Young Hailee Steinfeld as Mattie Ross is terrific. At first I found her precocious nature off-putting, but as the film settles in,  and the hightened non-contracted dialogue flows, I finally relaxed into a different era and was completely transported.  The precociousness in fact is emblematic of the times as opposed to Hollywood inserting mature adult words into the mouths of babes for comic effect (I only have to recall that my Grandmother married at 15 and had her first child a year later).  Steinfeld is a real find. Her Mattie is tenacious, hard-headed and determined; a true match for her older alter ego Rooster Cogburn.  Her feature film debut here is auspicious, and one hopes that future career choices will go in the right direction.


Jeff Bridges' Rooster Cogburn is a humorous, sad, pathetic man.  Essentially a hired killer, he carries the burden of every rabid criminal he's every put down just below the surface of his blase' que sera sera facade (wow Spanish and French in the same sentence). Bridges speaks in a mush mouthed drawl as if he's got a half pound of Skoal in his cheek, but if you can't understand what he's saying at times, his weathered face and doleful droopy eyes convey more than words.

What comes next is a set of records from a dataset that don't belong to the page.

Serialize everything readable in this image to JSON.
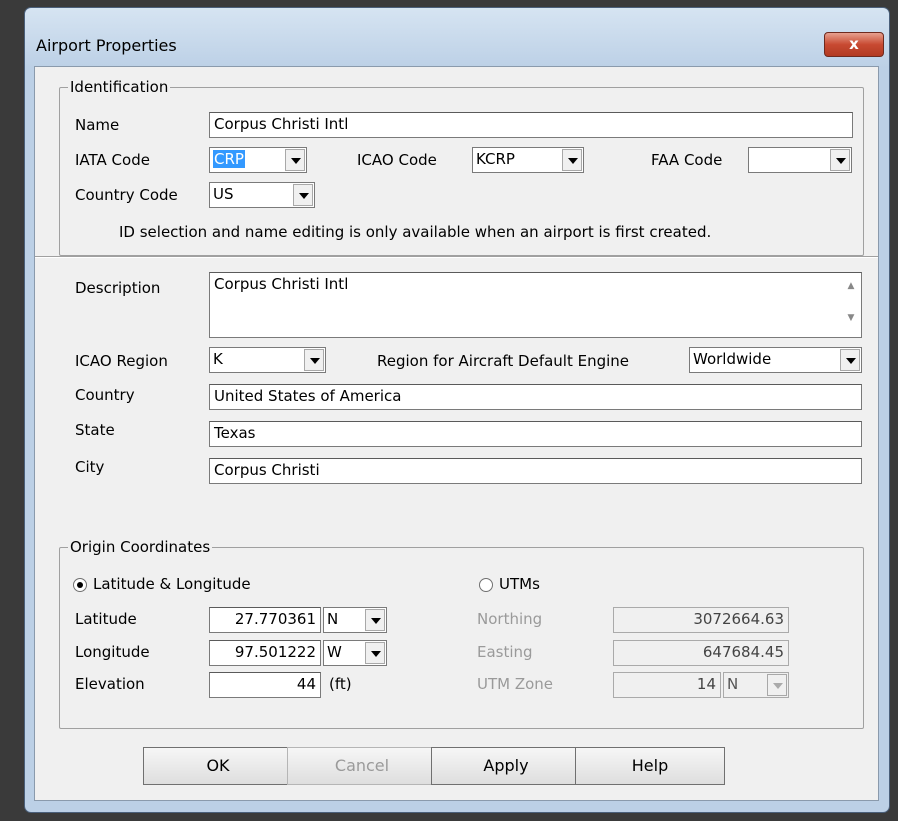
{
  "window": {
    "title": "Airport Properties",
    "close_glyph": "x"
  },
  "identification": {
    "legend": "Identification",
    "name_label": "Name",
    "name_value": "Corpus Christi Intl",
    "iata_label": "IATA Code",
    "iata_value": "CRP",
    "icao_label": "ICAO Code",
    "icao_value": "KCRP",
    "faa_label": "FAA Code",
    "faa_value": "",
    "country_code_label": "Country Code",
    "country_code_value": "US",
    "note": "ID selection and name editing is only available when an airport is first created."
  },
  "details": {
    "description_label": "Description",
    "description_value": "Corpus Christi Intl",
    "icao_region_label": "ICAO Region",
    "icao_region_value": "K",
    "engine_region_label": "Region for Aircraft Default Engine",
    "engine_region_value": "Worldwide",
    "country_label": "Country",
    "country_value": "United States of America",
    "state_label": "State",
    "state_value": "Texas",
    "city_label": "City",
    "city_value": "Corpus Christi"
  },
  "origin": {
    "legend": "Origin Coordinates",
    "latlon_radio_label": "Latitude & Longitude",
    "latlon_selected": true,
    "utm_radio_label": "UTMs",
    "latitude_label": "Latitude",
    "latitude_value": "27.770361",
    "latitude_hemi": "N",
    "longitude_label": "Longitude",
    "longitude_value": "97.501222",
    "longitude_hemi": "W",
    "elevation_label": "Elevation",
    "elevation_value": "44",
    "elevation_unit": "(ft)",
    "northing_label": "Northing",
    "northing_value": "3072664.63",
    "easting_label": "Easting",
    "easting_value": "647684.45",
    "utm_zone_label": "UTM Zone",
    "utm_zone_value": "14",
    "utm_zone_hemi": "N"
  },
  "buttons": {
    "ok": "OK",
    "cancel": "Cancel",
    "apply": "Apply",
    "help": "Help"
  }
}
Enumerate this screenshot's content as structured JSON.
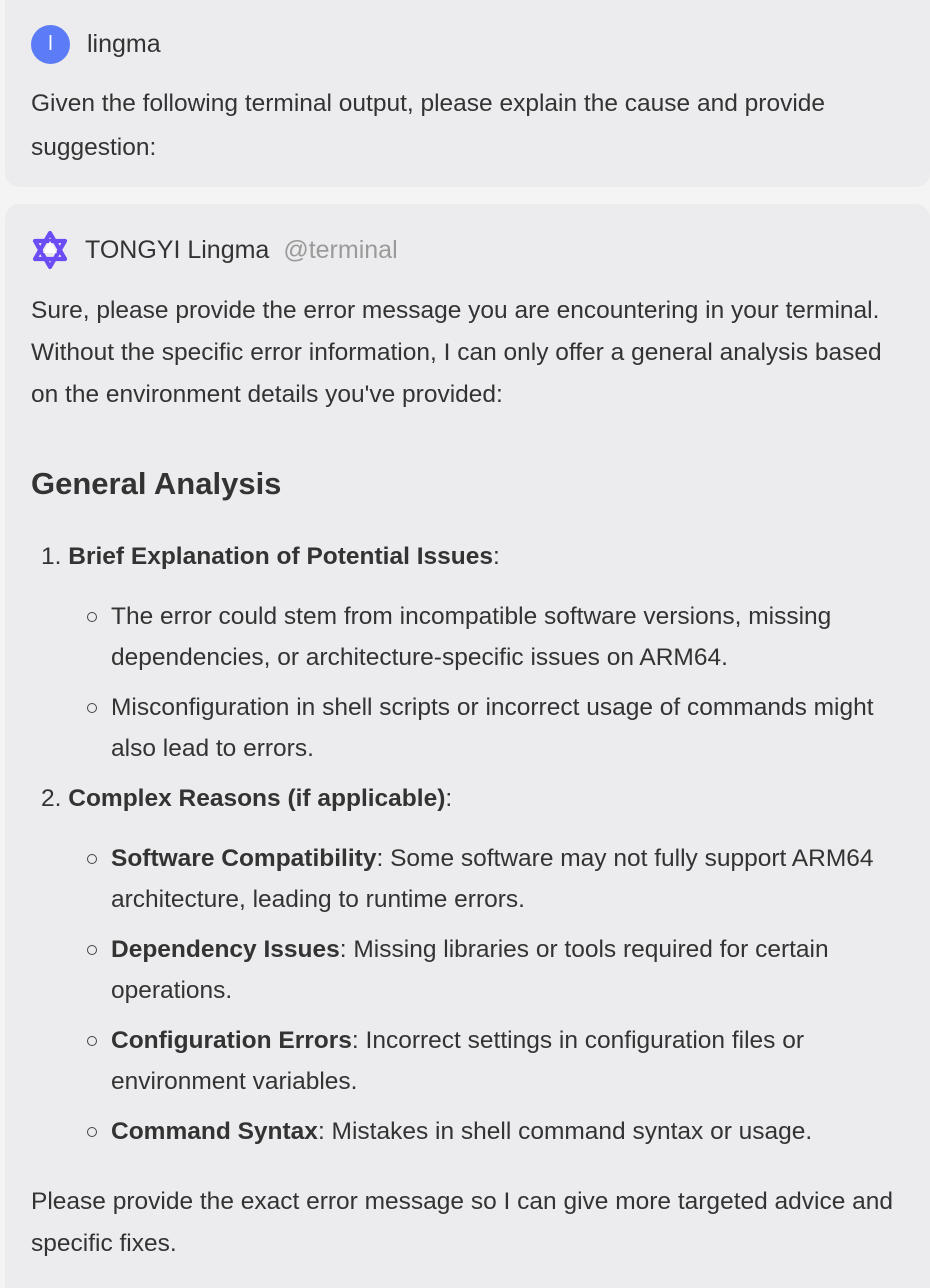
{
  "user": {
    "avatar_initial": "l",
    "name": "lingma",
    "message": "Given the following terminal output, please explain the cause and provide suggestion:"
  },
  "assistant": {
    "name": "TONGYI Lingma",
    "handle": "@terminal",
    "intro": "Sure, please provide the error message you are encountering in your terminal. Without the specific error information, I can only offer a general analysis based on the environment details you've provided:",
    "heading": "General Analysis",
    "sections": [
      {
        "number": "1.",
        "title": "Brief Explanation of Potential Issues",
        "suffix": ":",
        "bullets": [
          {
            "bold": "",
            "text": "The error could stem from incompatible software versions, missing dependencies, or architecture-specific issues on ARM64."
          },
          {
            "bold": "",
            "text": "Misconfiguration in shell scripts or incorrect usage of commands might also lead to errors."
          }
        ]
      },
      {
        "number": "2.",
        "title": "Complex Reasons (if applicable)",
        "suffix": ":",
        "bullets": [
          {
            "bold": "Software Compatibility",
            "text": ": Some software may not fully support ARM64 architecture, leading to runtime errors."
          },
          {
            "bold": "Dependency Issues",
            "text": ": Missing libraries or tools required for certain operations."
          },
          {
            "bold": "Configuration Errors",
            "text": ": Incorrect settings in configuration files or environment variables."
          },
          {
            "bold": "Command Syntax",
            "text": ": Mistakes in shell command syntax or usage."
          }
        ]
      }
    ],
    "closing": "Please provide the exact error message so I can give more targeted advice and specific fixes."
  },
  "colors": {
    "avatar": "#5b7cf6",
    "logo": "#6c4cf5",
    "bubble": "#ececee",
    "handle": "#9a9a9a"
  }
}
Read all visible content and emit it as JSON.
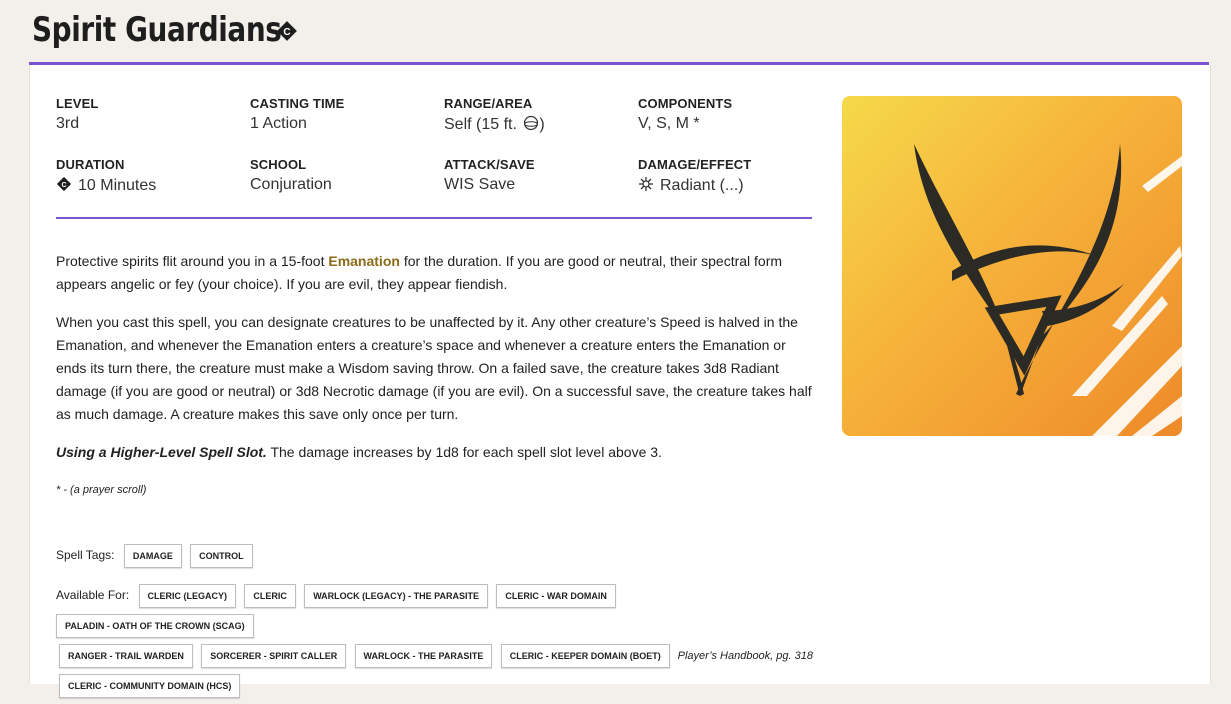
{
  "spell": {
    "name": "Spirit Guardians",
    "stats": {
      "level_label": "LEVEL",
      "level": "3rd",
      "casting_label": "CASTING TIME",
      "casting": "1 Action",
      "range_label": "RANGE/AREA",
      "range": "Self (15 ft. ",
      "range_close": ")",
      "components_label": "COMPONENTS",
      "components": "V, S, M *",
      "duration_label": "DURATION",
      "duration": "10 Minutes",
      "school_label": "SCHOOL",
      "school": "Conjuration",
      "attack_label": "ATTACK/SAVE",
      "attack": "WIS Save",
      "damage_label": "DAMAGE/EFFECT",
      "damage": "Radiant (...)"
    },
    "description": {
      "p1_a": "Protective spirits flit around you in a 15-foot ",
      "p1_link": "Emanation",
      "p1_b": " for the duration. If you are good or neutral, their spectral form appears angelic or fey (your choice). If you are evil, they appear fiendish.",
      "p2": "When you cast this spell, you can designate creatures to be unaffected by it. Any other creature’s Speed is halved in the Emanation, and whenever the Emanation enters a creature’s space and whenever a creature enters the Emanation or ends its turn there, the creature must make a Wisdom saving throw. On a failed save, the creature takes 3d8 Radiant damage (if you are good or neutral) or 3d8 Necrotic damage (if you are evil). On a successful save, the creature takes half as much damage. A creature makes this save only once per turn.",
      "p3_bold": "Using a Higher-Level Spell Slot.",
      "p3": " The damage increases by 1d8 for each spell slot level above 3.",
      "footnote": "* - (a prayer scroll)"
    },
    "tags_label": "Spell Tags:",
    "tags": [
      "DAMAGE",
      "CONTROL"
    ],
    "available_label": "Available For:",
    "available": [
      "CLERIC (LEGACY)",
      "CLERIC",
      "WARLOCK (LEGACY) - THE PARASITE",
      "CLERIC - WAR DOMAIN",
      "PALADIN - OATH OF THE CROWN (SCAG)",
      "RANGER - TRAIL WARDEN",
      "SORCERER - SPIRIT CALLER",
      "WARLOCK - THE PARASITE",
      "CLERIC - KEEPER DOMAIN (BOET)",
      "CLERIC - COMMUNITY DOMAIN (HCS)"
    ],
    "source": "Player’s Handbook, pg. 318"
  },
  "colors": {
    "accent": "#7b55d1",
    "link": "#8b6a1a"
  },
  "icons": {
    "title": "concentration-icon",
    "range": "sphere-icon",
    "duration": "concentration-icon",
    "damage": "radiant-icon"
  }
}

Matt Damon as LaBeouf is priceless. Puffed up with an ego the size of the state of Texas, he deflates with the slightest pin prick only to puff up once more before his balloon is inevitably burst again. I think of Damon's character Mark Whitacre in The Informant! so unlikable: wormy, self-loathing, and brainless. I couldn't stand the film.  The performance was irritating, though the character was fully realized. Damon's Labeouf has many of the same qualities.  But here he's loose and relaxed,  pompous and irritating; it's completely endearing and relatable. Everything the previous role was not. Away from the Clooney/ Soderbergh School of Snark as seen in the "Ocean's 11-13" films and The Informant! Damon soars and scores. He's graduated to the Coen's Finishing School For Actors and the Stetson suits him


Joel and Ethan Coen's screenplay, based on the book by Charles Portis, is a beautiful thing. Verbose and formal in all the right ways, darkly funny and compassionate, the writing falls on the ears like music. You remember the tune, but the long-forgotten lyrics seem fresh and exciting and not quite how you remember.

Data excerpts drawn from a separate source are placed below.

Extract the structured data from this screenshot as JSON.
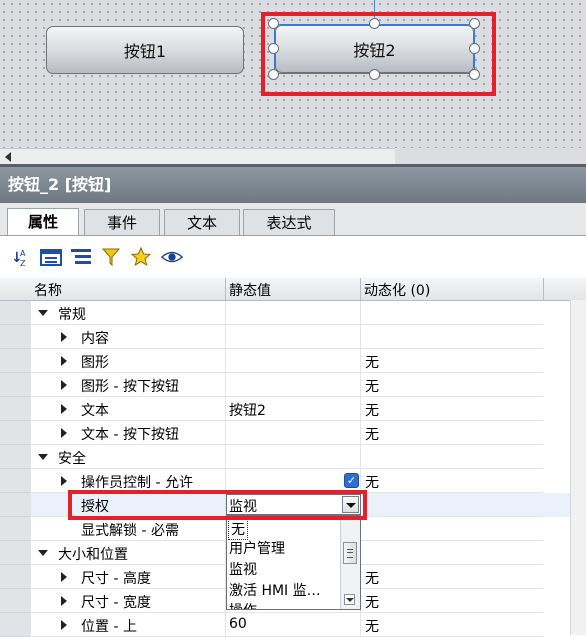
{
  "canvas": {
    "button1_label": "按钮1",
    "button2_label": "按钮2"
  },
  "panel": {
    "title": "按钮_2 [按钮]"
  },
  "tabs": [
    {
      "label": "属性",
      "active": true
    },
    {
      "label": "事件",
      "active": false
    },
    {
      "label": "文本",
      "active": false
    },
    {
      "label": "表达式",
      "active": false
    }
  ],
  "toolbar": {
    "icons": [
      "sort-az-icon",
      "show-categories-icon",
      "list-view-icon",
      "filter-icon",
      "favorites-star-icon",
      "visibility-eye-icon"
    ]
  },
  "grid": {
    "headers": {
      "name": "名称",
      "static": "静态值",
      "dynamic": "动态化 (0)"
    },
    "rows": [
      {
        "name": "常规",
        "value": "",
        "dyn": ""
      },
      {
        "name": "内容",
        "value": "",
        "dyn": ""
      },
      {
        "name": "图形",
        "value": "",
        "dyn": "无"
      },
      {
        "name": "图形 - 按下按钮",
        "value": "",
        "dyn": "无"
      },
      {
        "name": "文本",
        "value": "按钮2",
        "dyn": "无"
      },
      {
        "name": "文本 - 按下按钮",
        "value": "",
        "dyn": "无"
      },
      {
        "name": "安全",
        "value": "",
        "dyn": ""
      },
      {
        "name": "操作员控制 - 允许",
        "value": "",
        "dyn": "无"
      },
      {
        "name": "授权",
        "value": "",
        "dyn": ""
      },
      {
        "name": "显式解锁 - 必需",
        "value": "",
        "dyn": ""
      },
      {
        "name": "大小和位置",
        "value": "",
        "dyn": ""
      },
      {
        "name": "尺寸 - 高度",
        "value": "",
        "dyn": "无"
      },
      {
        "name": "尺寸 - 宽度",
        "value": "",
        "dyn": "无"
      },
      {
        "name": "位置 - 上",
        "value": "60",
        "dyn": "无"
      }
    ]
  },
  "authorization_combo": {
    "value": "监视",
    "options": [
      "无",
      "用户管理",
      "监视",
      "激活 HMI 监…",
      "操作"
    ]
  },
  "colors": {
    "highlight_red": "#e5202a",
    "selection_blue": "#3c7ad9"
  }
}
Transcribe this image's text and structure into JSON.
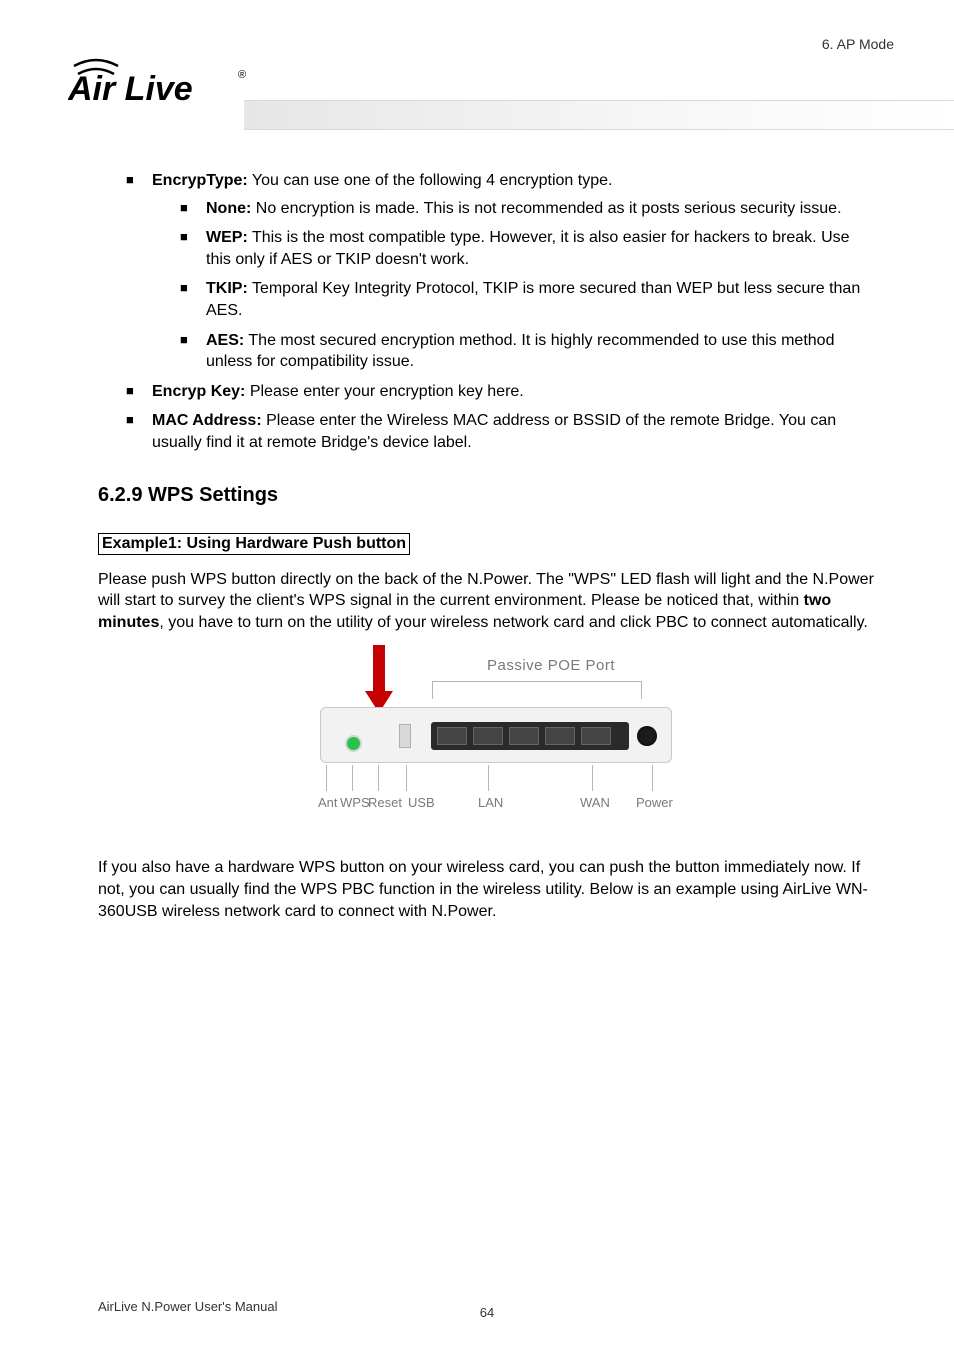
{
  "header": {
    "chapter": "6.  AP  Mode",
    "logo_text": "Air Live",
    "logo_mark": "®"
  },
  "list": {
    "encrypType": {
      "label": "EncrypType:",
      "text": " You can use one of the following 4 encryption type."
    },
    "none": {
      "label": "None:",
      "text": " No encryption is made.    This is not recommended as it posts serious security issue."
    },
    "wep": {
      "label": "WEP:",
      "text": " This is the most compatible type.    However, it is also easier for hackers to break.    Use this only if AES or TKIP doesn't work."
    },
    "tkip": {
      "label": "TKIP:",
      "text": " Temporal Key Integrity Protocol, TKIP is more secured than WEP but less secure than AES."
    },
    "aes": {
      "label": "AES:",
      "text": " The most secured encryption method.    It is highly recommended to use this method unless for compatibility issue."
    },
    "encrypKey": {
      "label": "Encryp Key:",
      "text": " Please enter your encryption key here."
    },
    "mac": {
      "label": "MAC Address:",
      "text": "   Please enter the Wireless MAC address or BSSID of the remote Bridge.    You can usually find it at remote Bridge's device label."
    }
  },
  "section": {
    "title": "6.2.9 WPS Settings",
    "example_title": "Example1: Using Hardware Push button",
    "para1a": "Please push WPS button directly on the back of the N.Power. The \"WPS\" LED flash will light and the N.Power will start to survey the client's WPS signal in the current environment. Please be noticed that, within ",
    "para1_bold": "two minutes",
    "para1b": ", you have to turn on the utility of your wireless network card and click PBC to connect automatically.",
    "para2": "If you also have a hardware WPS button on your wireless card, you can push the button immediately now.    If not, you can usually find the WPS PBC function in the wireless utility.    Below is an example using AirLive WN-360USB wireless network card to connect with N.Power."
  },
  "device": {
    "poe_label": "Passive POE Port",
    "callouts": {
      "ant": "Ant",
      "wps": "WPS",
      "reset": "Reset",
      "usb": "USB",
      "lan": "LAN",
      "wan": "WAN",
      "power": "Power"
    }
  },
  "footer": {
    "manual": "AirLive N.Power User's Manual",
    "page": "64"
  }
}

True Grit is also violent, and bleak sometimes.  Like the Old West probably was, I don't know, I wasn't there. The film feels authentic and the performances, heartfelt. Unlike the Coen Brother's "No Country For Old Men" where evil is seen as an unrelenting, incurable disease, there's a welcome balancing of the scales of Good and Evil.  The Coen Calvrey has come to the rescue and made a True Grit that may one day exceed the fond memories of the 1968 "classic". No need to roll over Duke.